Он вынес из дому и поставил на землю у крыльца еще теплую кастрюльку с похлебкой, закрыл за собой дверь и дважды повернул большой амбарный ключ в замке. Собрался было свистнуть, но Бархан, конечно, и сам уже все услышал: как хлопнула дверь, как звонко щелкнул замок. Рыскал по обыкновению по лесу, а все знал, что делается вокруг дома. Вынырнул из кустов, плавным прыжком перемахнул через изгородь, пробегая мимо кастрюли, потянул носом, принял к сведению, что похлебка еще горячая и никуда от него не уйдет, и вопросительно осмотрел Тынова.
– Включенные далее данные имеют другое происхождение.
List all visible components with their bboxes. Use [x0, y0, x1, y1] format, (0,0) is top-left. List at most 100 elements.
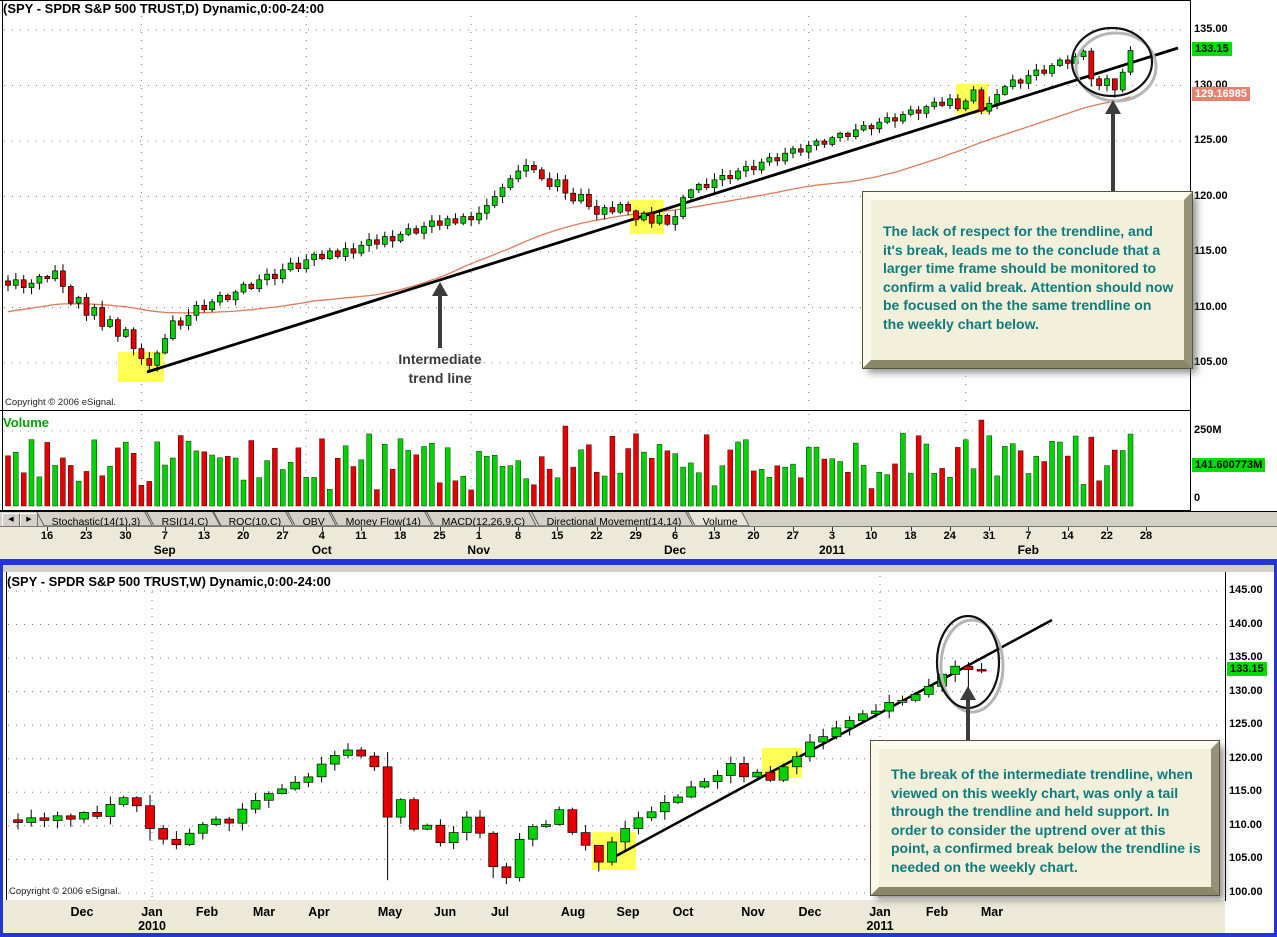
tab-volume[interactable]: Volume: [686, 512, 750, 528]
date-tick: [910, 527, 912, 531]
month-label: Sep: [616, 905, 640, 919]
daily-break-ellipse-shadow: [1074, 31, 1158, 103]
tab-roc-10-c[interactable]: ROC(10,C): [213, 512, 294, 528]
weekly-last-price-badge: 133.15: [1227, 662, 1267, 676]
date-tick-label: 16: [40, 530, 54, 542]
annotation-note-weekly[interactable]: The break of the intermediate trendline,…: [870, 740, 1220, 896]
date-tick: [478, 527, 480, 531]
date-tick: [47, 527, 48, 531]
date-tick-label: 29: [629, 530, 642, 542]
date-tick-label: 24: [943, 530, 956, 542]
volume-axis-top-label: 250M: [1194, 424, 1222, 436]
volume-bars: [5, 419, 1134, 507]
date-tick: [871, 527, 873, 531]
date-tick: [125, 527, 127, 531]
date-tick: [518, 527, 519, 531]
date-tick: [832, 527, 833, 531]
price-tick-label: 125.00: [1229, 718, 1263, 731]
date-tick: [635, 527, 637, 531]
date-tick: [164, 527, 166, 531]
price-tick-label: 135.00: [1229, 651, 1263, 664]
price-tick-label: 130.00: [1229, 684, 1263, 697]
date-tick-label: 11: [355, 530, 367, 542]
date-tick: [792, 527, 794, 531]
date-tick-label: 23: [80, 530, 93, 542]
price-tick-label: 105.00: [1229, 852, 1263, 865]
date-tick-label: 6: [671, 530, 679, 542]
daily-chart-title: (SPY - SPDR S&P 500 TRUST,D) Dynamic,0:0…: [3, 1, 325, 16]
indicator-tab-bar: ◀ ▶ Stochastic(14(1),3) RSI(14,C) ROC(10,C…: [0, 511, 1277, 528]
indicator-tabs: Stochastic(14(1),3) RSI(14,C) ROC(10,C) OBV…: [36, 512, 750, 528]
volume-current-badge: 141.600773M: [1192, 458, 1266, 472]
date-tick-label: 25: [433, 530, 446, 542]
date-tick: [361, 527, 362, 531]
date-tick-label: 13: [197, 530, 211, 542]
date-tick-label: 22: [590, 530, 603, 542]
daily-plot-left-border: [2, 0, 3, 526]
price-tick-label: 100.00: [1229, 885, 1263, 898]
date-tick-label: 18: [394, 530, 407, 542]
date-tick: [1146, 527, 1147, 531]
date-tick-label: 20: [237, 530, 250, 542]
daily-plot-top-border: [0, 0, 1190, 1]
date-tick: [714, 527, 716, 531]
volume-pane-label: Volume: [3, 415, 49, 430]
tab-money-flow-14[interactable]: Money Flow(14): [330, 512, 434, 528]
daily-candles: [5, 46, 1134, 372]
tab-stochastic-14-1-3[interactable]: Stochastic(14(1),3): [36, 512, 153, 528]
daily-date-axis[interactable]: 16 23 30 7 13 20 27 4 11 18 25 1 8 15 22 29 6 13 20 27 3 10 18…: [0, 526, 1277, 559]
month-label: Jan: [869, 905, 891, 919]
date-tick: [675, 527, 676, 531]
tab-obv[interactable]: OBV: [287, 512, 337, 528]
month-label: Oct: [672, 905, 694, 919]
month-label: Mar: [980, 905, 1004, 919]
trendline-label-line2: trend line: [408, 369, 472, 386]
date-tick: [1067, 527, 1069, 531]
price-tick-label: 135.00: [1194, 23, 1228, 35]
month-label: May: [377, 905, 403, 919]
month-label: Jun: [433, 905, 457, 919]
month-label: Mar: [252, 905, 276, 919]
date-tick: [282, 527, 284, 531]
year-label: 2010: [138, 919, 166, 933]
month-label: Feb: [1017, 543, 1039, 557]
tab-directional-movement-14-14[interactable]: Directional Movement(14,14): [531, 512, 694, 528]
price-tick-label: 105.00: [1194, 356, 1228, 368]
weekly-date-axis[interactable]: Dec Jan 2010 Feb Mar Apr May Jun Jul Aug Sep Oct Nov…: [3, 900, 1225, 933]
date-tick: [86, 527, 88, 531]
date-tick-label: 30: [119, 530, 132, 542]
weekly-break-ellipse-shadow: [939, 618, 1005, 714]
date-tick-label: 15: [551, 530, 564, 542]
daily-last-price-badge: 133.15: [1192, 42, 1232, 56]
month-label: Oct: [311, 543, 332, 557]
date-tick-label: 27: [786, 530, 799, 542]
price-tick-label: 115.00: [1229, 785, 1263, 798]
price-tick-label: 145.00: [1229, 584, 1263, 596]
month-label: Dec: [798, 905, 822, 919]
price-tick-label: 115.00: [1194, 245, 1228, 257]
price-tick-label: 125.00: [1194, 134, 1228, 146]
month-label: Nov: [741, 905, 765, 919]
weekly-axis-separator: [1225, 572, 1226, 901]
volume-bottom-border: [0, 510, 1190, 511]
date-tick: [400, 527, 402, 531]
date-tick: [753, 527, 755, 531]
date-tick-label: 7: [1025, 530, 1032, 542]
date-tick: [439, 527, 441, 531]
month-label: Dec: [663, 543, 687, 557]
tab-macd-12-26-9-c[interactable]: MACD(12,26,9,C): [426, 512, 538, 528]
annotation-note-weekly-text: The break of the intermediate trendline,…: [891, 766, 1201, 876]
date-tick-label: 31: [982, 530, 996, 542]
date-tick-label: 3: [828, 530, 836, 542]
tab-rsi-14-c[interactable]: RSI(14,C): [145, 512, 221, 528]
date-tick-label: 14: [1061, 530, 1074, 542]
date-tick: [557, 527, 559, 531]
annotation-note-daily[interactable]: The lack of respect for the trendline, a…: [862, 191, 1193, 369]
year-label: 2011: [866, 919, 894, 933]
price-tick-label: 140.00: [1229, 617, 1263, 630]
daily-copyright: Copyright © 2006 eSignal.: [5, 397, 117, 408]
month-label: Dec: [70, 905, 94, 919]
weekly-candles: [13, 660, 987, 885]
Как только тот заговорил, Бархан сел прямо перед ним и стал ждать. Сидя он был по пояс человеку. Поднял, слегка скособочив, морду и уставился ему прямо в лицо.
— Ухожу. В город ухожу, за продуктами, — раздельно, внятно сказал Тынов. Бархан не шелохнулся, пытливо всматривался в глаза. — Ухожу. А ты дома. Дома. Ладно?
Что в город за хлебом, Бархан, конечно, и сам понял, хотя бы по тому, как хозяин накинул обе лямки пустого вещмешка на одно плечо. Он встал, и с глухим дружелюбным бурчанием толкнул Тынова плечом в колено, и пошел проводить его до ограды, За калитку не пошел в знак того, что остается дома. Некоторое время он внимательно смотрел вслед Тынову, следил, как тот уходит по просеке и наконец, свернув на боковую тропинку, совсем исчезает за деревьями. Еще минутку он просидел в некоторой задумчивости, как вдруг, точно змея его укусила, подскочил, резким броском повернувшись всем телом, и со всех ног кинулся к миске. Обе окаянные сороки были уже тут как тут, совали носы в его кастрюлю. Он налетел на них и, как всегда, чуть-чуть не достал до кончика хвоста взлетевшей сороки. Впрочем, он и сам знал, что не достанет.
Суматошно махая пестрыми крыльями, сороки взлетели на ветку и хулиганскими голосами возмущенно затрещали, застрекотали «караул!», как будто их тут ограбили, оскорбили и хвосты выщипали.
Тынова на шоссе подобрал автобус, и через час он подъезжал уже к городу. Шесть совершенно одинаковых узеньких островерхих дачек стояли в ряд па довольно неуютном месте, среди пней лесной вырубки в стороне от шоссе. На детских качелях, слишком низко повешенных, у самой земли, старательно пытался раскав чаться мальчик. Перебирал короткими лапками в сандалиях, разбегался, пытаясь качнуться, но тут же снова цеплялся ногами за землю. Рядом у крылечка одиноко дымил в траве черной трубой самовар.